After the transfer of our property in April ’23, with un bel prosecco in our hands, David and I met the two guys that would stay in our house ‘anti-squat’ until the renovation would start. We thought it was a great idea that it wouldn’t just stand there all by itself on the hill, for grasp for whoever wanted to singlehandedly decide set up camp in it.
The boys were friends of the former owner’s son. Kind and appreciative. So we returned to the Netherlands all content. In order to earn some money, they would even mow the grass, especially around the 220 olive trees, which – given the many terraces – isn’t an easy job. We felt happy to have found people to take care of this, this year. A good start!
In the beginning of September, renovations would commence and our anti-squaters confirmed they had finished the work and would be out in time. And they were! Except… they had left all their stuff behind. All of it. It was a havoc of garbage bags, wine bottles, a disconnected fridge full of food, a washing machine complete with laundry, a bed, its mattress, tutto. And the guys had vanished.
It felt hurt, I have to admit. I liked and trusted them. But Hey, the contractor would have to dispose a lot of debris anyway. The stuff the guys had left would hardly make a difference. So we had learned our lesson and moved on.

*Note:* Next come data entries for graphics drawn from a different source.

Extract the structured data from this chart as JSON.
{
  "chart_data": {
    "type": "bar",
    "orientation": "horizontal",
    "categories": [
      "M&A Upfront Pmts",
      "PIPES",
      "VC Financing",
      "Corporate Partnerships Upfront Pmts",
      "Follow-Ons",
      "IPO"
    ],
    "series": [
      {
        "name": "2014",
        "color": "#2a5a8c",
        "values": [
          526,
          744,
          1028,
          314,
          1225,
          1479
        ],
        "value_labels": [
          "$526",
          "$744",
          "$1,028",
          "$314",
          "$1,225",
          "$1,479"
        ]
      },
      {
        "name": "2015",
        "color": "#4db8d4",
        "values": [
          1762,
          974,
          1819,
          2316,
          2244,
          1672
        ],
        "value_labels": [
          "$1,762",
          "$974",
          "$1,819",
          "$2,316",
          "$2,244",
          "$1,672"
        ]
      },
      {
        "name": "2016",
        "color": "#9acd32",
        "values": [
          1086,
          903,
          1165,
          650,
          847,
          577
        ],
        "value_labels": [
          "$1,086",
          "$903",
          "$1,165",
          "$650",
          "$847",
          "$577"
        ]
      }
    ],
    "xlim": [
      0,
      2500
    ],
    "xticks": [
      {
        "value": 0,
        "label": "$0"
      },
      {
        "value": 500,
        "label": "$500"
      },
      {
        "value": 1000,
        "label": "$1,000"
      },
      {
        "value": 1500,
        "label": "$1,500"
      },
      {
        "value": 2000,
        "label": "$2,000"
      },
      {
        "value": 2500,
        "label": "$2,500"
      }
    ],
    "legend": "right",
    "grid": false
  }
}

Unfortunately, however, our lesson not to trust just anyone, had a second chapter. Our neighbour Lelle had promised us to take care of the harvesting of the olives this year. He had helped the previous owner for a number of years and was the one that had instructed us that the grass would have to be gone to be able to carry out the job.
He also became the one to discover and inform us about the fact that, despite our generous payment, our friends had NOT mowed the grass at all…, as a result of which the harvesting of the olive trees could not yet be carried out…
This, of course, is solvable too. But boy, do I start to wonder where our trust and naivety will take us next!